Category: film

  • Keluarga Cemara: Kesengsaraan Tak Melulu Menyedihkan

    author = Rizka Nur Laily Muallifa

    Semasa kanak, tayangan-tayangan televisi cuma hiburan di waktu sempit. Sekadar pengisi masa tenggang di antara waktu belajar dan keharusan tidur tepat pukul 21.00 WIB. Meski begitu, aku ingat pernah memiliki gaun hitam yang di bagian dadanya tertera judul sinetron fenomenal – setidaknya di lingkungan tinggalku. Apalagi kalau bukan Tersanjung (1998-2005).

    Aku turut memosisikan diri laiknya ibu-bapak, berselonjor atau tiduran menyimak episode-episode Tersanjung. Tapi, aku tak mendapati ingatan sempat menjadi penonton Keluarga Cemara, meski cuma sekali. Padahal usia sinetron ini lebih tua dua tahun dari Tersanjung. Konon, Keluarga Cemara tayang sejak 1996 sampai 2005. Empat belas tahun kemudian, sutradara Yandy Laurens dalam naungan Rumah Produksi Visinema menghadirkan Keluarga Cemara dalam bentuk film. Tayang perdana pada tanggal 3 Januari 2019, film ini turut mengisi kegembiraan melakoni hari-hari baru.

    Bukan Film Remake

    Mengadaptasi sinetron yang telah mencapai 750 episode menjadi sebuah film bukan kerja yang mudah. Produksi ulang sebuah karya yang pernah begitu dikenal khalayak tentu menanggung beban khusus. Bagaimanapun juga, khalayak penonton sinetron telanjur fenomenal itu akan berbondong-bondong menonton ke bioskop. Berbekal kenangan, sisa ingatan yang terawat, dan tentu saja harapan-harapan menyoal film adaptasi. Sepanjang peristiwa menonton dan setelahnya, mereka berhak melakukan perbandingan-perbandingan.

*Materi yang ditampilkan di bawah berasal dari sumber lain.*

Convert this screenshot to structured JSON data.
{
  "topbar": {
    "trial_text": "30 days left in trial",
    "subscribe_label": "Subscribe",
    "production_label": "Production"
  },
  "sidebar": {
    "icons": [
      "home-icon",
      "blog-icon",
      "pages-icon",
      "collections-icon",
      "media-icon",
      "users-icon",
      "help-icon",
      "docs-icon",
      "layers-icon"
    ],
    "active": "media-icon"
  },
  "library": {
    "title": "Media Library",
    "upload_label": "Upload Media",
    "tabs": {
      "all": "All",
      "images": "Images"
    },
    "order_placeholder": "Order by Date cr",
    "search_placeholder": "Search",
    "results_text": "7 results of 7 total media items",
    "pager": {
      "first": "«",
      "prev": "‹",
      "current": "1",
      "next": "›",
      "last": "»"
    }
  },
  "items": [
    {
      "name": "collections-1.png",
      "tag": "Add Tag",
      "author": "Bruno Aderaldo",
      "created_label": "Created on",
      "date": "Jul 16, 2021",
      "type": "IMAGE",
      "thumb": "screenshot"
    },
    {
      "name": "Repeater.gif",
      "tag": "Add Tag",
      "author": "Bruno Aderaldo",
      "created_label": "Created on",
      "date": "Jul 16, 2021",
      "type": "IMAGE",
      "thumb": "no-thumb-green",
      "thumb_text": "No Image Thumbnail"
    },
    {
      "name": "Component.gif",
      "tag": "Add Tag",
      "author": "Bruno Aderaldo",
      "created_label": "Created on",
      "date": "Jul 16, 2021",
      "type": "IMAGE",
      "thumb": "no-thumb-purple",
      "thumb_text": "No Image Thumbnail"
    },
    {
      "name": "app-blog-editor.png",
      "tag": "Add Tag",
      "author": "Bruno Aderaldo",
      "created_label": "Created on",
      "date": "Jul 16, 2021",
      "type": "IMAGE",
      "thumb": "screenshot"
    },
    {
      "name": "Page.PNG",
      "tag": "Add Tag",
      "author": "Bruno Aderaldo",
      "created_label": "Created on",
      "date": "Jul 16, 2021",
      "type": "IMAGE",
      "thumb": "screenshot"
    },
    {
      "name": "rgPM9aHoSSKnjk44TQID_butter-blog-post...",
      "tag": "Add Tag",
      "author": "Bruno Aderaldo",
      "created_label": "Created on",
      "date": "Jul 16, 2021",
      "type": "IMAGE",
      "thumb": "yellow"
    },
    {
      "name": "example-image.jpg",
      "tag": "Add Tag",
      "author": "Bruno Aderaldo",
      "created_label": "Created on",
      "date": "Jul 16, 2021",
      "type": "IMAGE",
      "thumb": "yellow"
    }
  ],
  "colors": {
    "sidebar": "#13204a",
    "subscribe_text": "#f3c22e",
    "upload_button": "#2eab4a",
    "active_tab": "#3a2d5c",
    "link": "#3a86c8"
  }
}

    Terkait itu, film Keluarga Cemara rupanya bermaksud mengambil salah satu fokus dari keseluruhan episode panjang versi sinetron. Pilihan itu jatuh pada “keluarga”. Fokus itulah yang diupayakan tergarap dengan baik. Akhirnya film berdurasi 110 menit itu memang hadir sebagai film keluarga yang cukup berhasil melibatkan emosi penonton. Sekian penonton memberi kesaksian dirinya menangis sepanjang peristiwa menonton. Beberapa merasa tak cukup menonton sekali dan perlu mengulanginya lagi.

    Sejak mula orang-orang yang terlibat dalam pembuatan film sudah memberi pengakuan bahwa ini bukan sekadar film remake. Di instagram @filmkeluargacemara mata telusur mendapati penjelasan Ringgo Agus terkait sosok Abah. Sebagai pemeran Abah, tampilan visual Ringgo tidak dihadirkan mirip dengan tampilan Abah versi sinetron. Penonton memang tak mendapati rambut Abah (Ringgo Agus) berwarna putih laiknya rambut Abah (Adi Kurdi). Abah versi film juga tak mendapat tuntutan mirip dalam laku keseharian dengan Abah versi sinetron. Kecuali barangkali sikap mengayomi dan bertanggung jawab sebagai selayaknya kepala keluarga. Abah dalam film berupaya hadir semutakhir mungkin.

    Cerita Mutakhir

    Cerita dalam film berupaya senapas dengan zaman terkini. Tokoh-tokoh dan latar dalam film dihadirkan sedekat mungkin dengan kehidupan sosial keluarga mutakhir. Keluarga berkecukupan yang jatuh miskin akibat usahanya yang bangkrut dan penipuan yang melibatkan saudara dekat. Di bagian yang hadir sepintas lalu namun memiliki dampak di keseluruhan cerita inilah penonton mendapati banyak peristiwa yang terasa tak alami. Kecuali mata kamera saat menyorot laporan keuangan yang minus, penonton sempat mengalami kebingungan dan asing menyimak kegiatan Abah dan seorang pegawai di kantor administrasi proyek bangunan. Apalagi penyitaan rumah yang hadir sebagai peristiwa aneh dan begitu tiba-tiba. Serta beberapa adegan serba kebetulan lain yang mirip potongan di sinetron-sinetron kita terkini. Di detail-detail itu, film Keluarga Cemara mengalami cedera agak serius.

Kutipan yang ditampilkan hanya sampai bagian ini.